Characterization of parallel-hole collimator using Monte Carlo Simulation

OBJECTIVE: Accuracy of in vivo activity quantification improves after the correction of penetrated and scattered photons. However, accurate assessment is not possible with physical experiment. We have used Monte Carlo Simulation to accurately assess the contribution of penetrated and scattered photons in the photopeak window. MATERIALS AND METHODS: Simulations were performed with Simulation of Imaging Nuclear Detectors Monte Carlo Code.
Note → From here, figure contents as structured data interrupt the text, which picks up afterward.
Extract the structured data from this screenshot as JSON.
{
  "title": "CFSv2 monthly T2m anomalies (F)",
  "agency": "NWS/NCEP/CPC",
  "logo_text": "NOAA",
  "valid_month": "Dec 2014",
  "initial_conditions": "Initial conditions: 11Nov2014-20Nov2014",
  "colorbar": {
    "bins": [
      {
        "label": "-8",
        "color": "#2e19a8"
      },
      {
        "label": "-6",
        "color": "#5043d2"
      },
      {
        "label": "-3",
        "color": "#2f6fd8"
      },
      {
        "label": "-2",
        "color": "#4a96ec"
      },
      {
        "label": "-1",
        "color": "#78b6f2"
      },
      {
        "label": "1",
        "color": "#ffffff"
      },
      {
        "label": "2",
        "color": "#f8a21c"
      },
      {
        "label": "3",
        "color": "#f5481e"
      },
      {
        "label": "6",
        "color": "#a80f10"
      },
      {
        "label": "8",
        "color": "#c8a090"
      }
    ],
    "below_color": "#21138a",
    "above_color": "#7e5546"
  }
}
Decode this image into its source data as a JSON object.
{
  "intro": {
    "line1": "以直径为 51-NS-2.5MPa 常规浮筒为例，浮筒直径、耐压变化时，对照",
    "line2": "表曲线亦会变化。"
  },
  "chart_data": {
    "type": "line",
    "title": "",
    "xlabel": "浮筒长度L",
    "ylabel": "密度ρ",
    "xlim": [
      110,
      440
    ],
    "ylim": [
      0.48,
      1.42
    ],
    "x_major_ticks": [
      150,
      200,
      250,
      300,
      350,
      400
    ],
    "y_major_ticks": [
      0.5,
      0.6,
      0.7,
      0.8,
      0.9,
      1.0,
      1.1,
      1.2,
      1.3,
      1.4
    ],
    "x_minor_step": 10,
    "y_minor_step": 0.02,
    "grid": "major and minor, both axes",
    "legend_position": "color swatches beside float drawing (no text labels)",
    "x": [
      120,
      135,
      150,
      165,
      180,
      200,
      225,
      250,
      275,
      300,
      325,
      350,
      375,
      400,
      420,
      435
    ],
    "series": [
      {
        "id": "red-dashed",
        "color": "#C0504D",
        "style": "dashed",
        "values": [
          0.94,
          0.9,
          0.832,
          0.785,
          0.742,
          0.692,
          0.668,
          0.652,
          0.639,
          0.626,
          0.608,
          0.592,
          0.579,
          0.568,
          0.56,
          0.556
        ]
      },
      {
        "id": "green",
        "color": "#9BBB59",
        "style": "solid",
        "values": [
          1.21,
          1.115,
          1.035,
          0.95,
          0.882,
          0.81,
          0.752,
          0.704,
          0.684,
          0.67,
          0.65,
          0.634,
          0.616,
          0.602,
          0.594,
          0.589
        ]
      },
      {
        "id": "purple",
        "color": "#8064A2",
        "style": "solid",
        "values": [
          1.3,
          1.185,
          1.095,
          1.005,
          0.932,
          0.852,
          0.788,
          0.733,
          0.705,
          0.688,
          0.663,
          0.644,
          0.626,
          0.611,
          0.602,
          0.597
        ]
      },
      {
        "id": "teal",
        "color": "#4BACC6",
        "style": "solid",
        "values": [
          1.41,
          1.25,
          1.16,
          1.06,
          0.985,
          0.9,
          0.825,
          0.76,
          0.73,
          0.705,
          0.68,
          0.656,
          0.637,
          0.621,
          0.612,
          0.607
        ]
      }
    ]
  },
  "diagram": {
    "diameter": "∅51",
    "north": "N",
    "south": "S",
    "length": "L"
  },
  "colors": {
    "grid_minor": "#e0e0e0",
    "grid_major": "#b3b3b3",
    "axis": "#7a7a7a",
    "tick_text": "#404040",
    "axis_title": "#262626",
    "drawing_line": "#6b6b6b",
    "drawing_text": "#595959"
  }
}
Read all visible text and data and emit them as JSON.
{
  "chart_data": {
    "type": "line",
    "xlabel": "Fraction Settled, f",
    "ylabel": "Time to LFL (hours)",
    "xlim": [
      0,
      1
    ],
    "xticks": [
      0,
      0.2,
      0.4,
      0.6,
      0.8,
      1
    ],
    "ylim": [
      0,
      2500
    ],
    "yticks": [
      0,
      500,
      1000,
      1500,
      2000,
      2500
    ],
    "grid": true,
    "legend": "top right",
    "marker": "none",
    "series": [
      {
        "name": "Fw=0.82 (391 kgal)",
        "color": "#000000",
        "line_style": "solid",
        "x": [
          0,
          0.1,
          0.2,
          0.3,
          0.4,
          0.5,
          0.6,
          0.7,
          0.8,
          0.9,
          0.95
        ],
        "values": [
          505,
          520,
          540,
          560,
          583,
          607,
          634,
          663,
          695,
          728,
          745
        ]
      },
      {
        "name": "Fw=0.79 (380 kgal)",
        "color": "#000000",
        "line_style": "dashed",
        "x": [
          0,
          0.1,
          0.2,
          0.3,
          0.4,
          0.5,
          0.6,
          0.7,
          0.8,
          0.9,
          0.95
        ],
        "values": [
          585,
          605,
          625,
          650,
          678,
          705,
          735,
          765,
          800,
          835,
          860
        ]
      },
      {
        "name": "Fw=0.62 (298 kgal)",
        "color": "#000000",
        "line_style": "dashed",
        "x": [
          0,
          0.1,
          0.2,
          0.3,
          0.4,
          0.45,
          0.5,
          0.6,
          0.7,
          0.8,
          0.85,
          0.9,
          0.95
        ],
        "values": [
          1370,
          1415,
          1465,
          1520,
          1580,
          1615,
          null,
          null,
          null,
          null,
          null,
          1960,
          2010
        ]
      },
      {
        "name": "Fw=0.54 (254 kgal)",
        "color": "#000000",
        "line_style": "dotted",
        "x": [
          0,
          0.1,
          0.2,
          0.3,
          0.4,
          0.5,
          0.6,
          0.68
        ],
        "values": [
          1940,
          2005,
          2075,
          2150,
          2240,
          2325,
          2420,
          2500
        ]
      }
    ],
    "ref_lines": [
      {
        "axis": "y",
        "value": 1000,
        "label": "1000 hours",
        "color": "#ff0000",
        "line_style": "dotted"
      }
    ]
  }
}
The simulations were set up in such a way that it provides geometric, penetration, and scatter components after each simulation and writes binary images to a data file. These components were analyzed graphically using Microsoft Excel (Microsoft Corporation, USA). Each binary image was imported in software (ImageJ) and logarithmic transformation was applied for visual assessment of image quality, plotting profile across the center of the images and calculating full width at half maximum (FWHM) in horizontal and vertical directions. RESULTS: The geometric, penetration, and scatter at 140 keV for low-energy general-purpose were 93.20%, 4.13%, 2.67% respectively. Similarly, geometric, penetration, and scatter at 140 keV for low-energy high-resolution (LEHR), medium-energy general-purpose (MEGP), and high-energy general-purpose (HEGP) collimator were (94.06%, 3.39%, 2.55%), (96.42%, 1.52%, 2.06%), and (96.70%, 1.45%, 1.85%), respectively. For MEGP collimator at 245 keV photon and for HEGP collimator at 364 keV were 89.10%, 7.08%, 3.82% and 67.78%, 18.63%, 13.59%, respectively. CONCLUSION: Low-energy general-purpose and LEHR collimator is best to image 140 keV photon. HEGP can be used for 245 keV and 364 keV; however, correction for penetration and scatter must be applied if one is interested to quantify the in vivo activity of energy 364 keV. Due to heavy penetration and scattering, 511 keV photons should not be imaged with HEGP collimator.